Our over all game plan is to over winter Katrina's Drone Den and Colleen's Royal Ruckus. They are both new this year, well tempered with healthy queens and good honey stores. In fact, we caught a glance at The Yellow Lady in Colleen's Royal Ruckus today. It was really nice to see her. We took a brood frame or two of capped honey from each of these hives and slipped in frames without foundation to replace them. We didn't take much from the supers of either since there wasn't much other than comb and some nectar.
We also went down to the first brood box in Crazy Comb and took another two brood frames full of really nice dark capped honey. The population in Crazy Comb seems less than robust with obvious evidence of major hatching and no eggs. We do have some brood so the hive has been queen right until at least two weeks ago I am guessing and may still be queen right, who knows. We are not going to over winter Crazy Comb so any more frames of honey will be moved before winter to Royal Ruckus or Drone Den. No point in wasting good honey. I am still speculating that this is the hive that swarmed the end of June and obviously re-queened itself (for the second time).
We peeked in Mr. Abbott as Paula wanted to see what was going on. Nothing new with this Ferrell like bunch of girls.

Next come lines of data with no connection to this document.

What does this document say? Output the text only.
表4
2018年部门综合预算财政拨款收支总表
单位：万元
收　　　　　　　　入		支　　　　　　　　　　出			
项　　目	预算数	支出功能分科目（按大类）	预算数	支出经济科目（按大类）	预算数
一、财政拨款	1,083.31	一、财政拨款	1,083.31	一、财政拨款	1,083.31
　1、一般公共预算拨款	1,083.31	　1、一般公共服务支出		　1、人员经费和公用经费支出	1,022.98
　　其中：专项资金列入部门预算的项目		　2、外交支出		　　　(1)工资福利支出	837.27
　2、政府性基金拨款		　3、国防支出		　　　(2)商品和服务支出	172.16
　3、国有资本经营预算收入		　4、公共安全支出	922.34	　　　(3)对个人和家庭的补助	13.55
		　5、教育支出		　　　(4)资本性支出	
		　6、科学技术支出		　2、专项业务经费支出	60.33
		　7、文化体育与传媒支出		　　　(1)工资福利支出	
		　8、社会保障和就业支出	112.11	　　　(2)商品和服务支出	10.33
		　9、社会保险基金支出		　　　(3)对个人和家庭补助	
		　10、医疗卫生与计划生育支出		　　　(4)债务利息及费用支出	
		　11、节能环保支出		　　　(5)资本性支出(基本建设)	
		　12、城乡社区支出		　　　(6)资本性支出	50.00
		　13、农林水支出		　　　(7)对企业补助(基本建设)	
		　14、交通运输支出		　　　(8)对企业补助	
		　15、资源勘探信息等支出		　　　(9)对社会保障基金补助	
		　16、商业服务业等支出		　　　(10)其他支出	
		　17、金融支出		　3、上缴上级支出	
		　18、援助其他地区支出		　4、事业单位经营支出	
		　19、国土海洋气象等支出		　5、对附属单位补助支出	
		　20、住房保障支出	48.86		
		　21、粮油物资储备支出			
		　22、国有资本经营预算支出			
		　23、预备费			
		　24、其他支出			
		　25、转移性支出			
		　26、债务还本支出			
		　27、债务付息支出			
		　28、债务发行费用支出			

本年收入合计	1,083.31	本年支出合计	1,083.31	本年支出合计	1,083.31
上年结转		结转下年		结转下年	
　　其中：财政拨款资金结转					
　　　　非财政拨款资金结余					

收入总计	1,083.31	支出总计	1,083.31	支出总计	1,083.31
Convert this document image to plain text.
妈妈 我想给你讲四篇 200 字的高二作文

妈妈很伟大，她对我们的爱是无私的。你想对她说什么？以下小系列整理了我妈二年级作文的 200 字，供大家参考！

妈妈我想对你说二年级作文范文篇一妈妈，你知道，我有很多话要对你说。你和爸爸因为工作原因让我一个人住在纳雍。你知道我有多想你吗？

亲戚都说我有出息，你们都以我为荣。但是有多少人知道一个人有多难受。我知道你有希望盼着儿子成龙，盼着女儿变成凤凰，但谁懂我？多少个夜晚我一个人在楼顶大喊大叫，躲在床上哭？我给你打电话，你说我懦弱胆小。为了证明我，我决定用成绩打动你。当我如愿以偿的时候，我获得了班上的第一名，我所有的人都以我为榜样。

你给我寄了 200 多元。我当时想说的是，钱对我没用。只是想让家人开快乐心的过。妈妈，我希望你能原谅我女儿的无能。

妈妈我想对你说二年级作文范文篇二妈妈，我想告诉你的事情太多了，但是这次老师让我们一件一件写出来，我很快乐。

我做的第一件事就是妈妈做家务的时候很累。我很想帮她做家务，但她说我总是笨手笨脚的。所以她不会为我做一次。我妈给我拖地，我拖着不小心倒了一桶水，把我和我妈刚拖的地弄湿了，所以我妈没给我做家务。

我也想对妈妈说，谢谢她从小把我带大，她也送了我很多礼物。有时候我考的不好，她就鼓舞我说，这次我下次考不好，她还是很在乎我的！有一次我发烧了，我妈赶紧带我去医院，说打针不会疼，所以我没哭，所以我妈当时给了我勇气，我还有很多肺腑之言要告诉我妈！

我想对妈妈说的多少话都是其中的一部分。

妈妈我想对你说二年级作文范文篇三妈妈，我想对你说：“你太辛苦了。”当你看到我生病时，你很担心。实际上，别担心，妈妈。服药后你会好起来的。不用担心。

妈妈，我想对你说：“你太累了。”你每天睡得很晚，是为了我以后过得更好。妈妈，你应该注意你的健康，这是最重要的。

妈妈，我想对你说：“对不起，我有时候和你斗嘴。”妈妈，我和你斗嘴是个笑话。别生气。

Finally we went down as far as the first brood box in The Turquoise Bee. I am so ready to put these girls to bed. While I didn't get stung they remain an ill tempered group of girls who have no idea I have poured my heart and soul into their very existence. We took two frames of honey from the brood box and a few super frames out of her as well. She has a box full of nectar sitting on top that the bees simply won't cap. They can have another three weeks to work but that is it. Any honey left in The Turquoise Bee will get moved over to the hives were are overwintering.
Last August the bees really didn't cap anything so I am doubtful they will do much more. If they do bring any more nectar it is bound to be golden rod which stinks like hockey socks and the bees can keep that for themselves. Right now, I think we have our crop and it is a beauty! Most of the capped honey is a nice pearl white but we do have a few frames of really dark yellow. I managed to scape about a cup of honey from the bottom of the Tupperware box that we used to transport the frames home. Just enough to tide me over until we start extracting.
So now we move onto the extracting phase of season. It is going to take some labor to get our crop jarred. Get your muscles in order we are having a party! I am still working on a Tibetan Blessing with our local Monks. In the mean time its all about getting ready to extract. I finally decided we had enough honey to invest in our own refractometer. By the time I would be done running back and forth to Stillwater every time I want to check the moisture content of the honey I would have paid for the darn thing in gas. So tomorrow my very own hand held refractometer should come in the mail. Takes me back to the early day of my nursing career when I had to test a certain body fluid for specific gravity on a routine basis. At least I will know how to use it.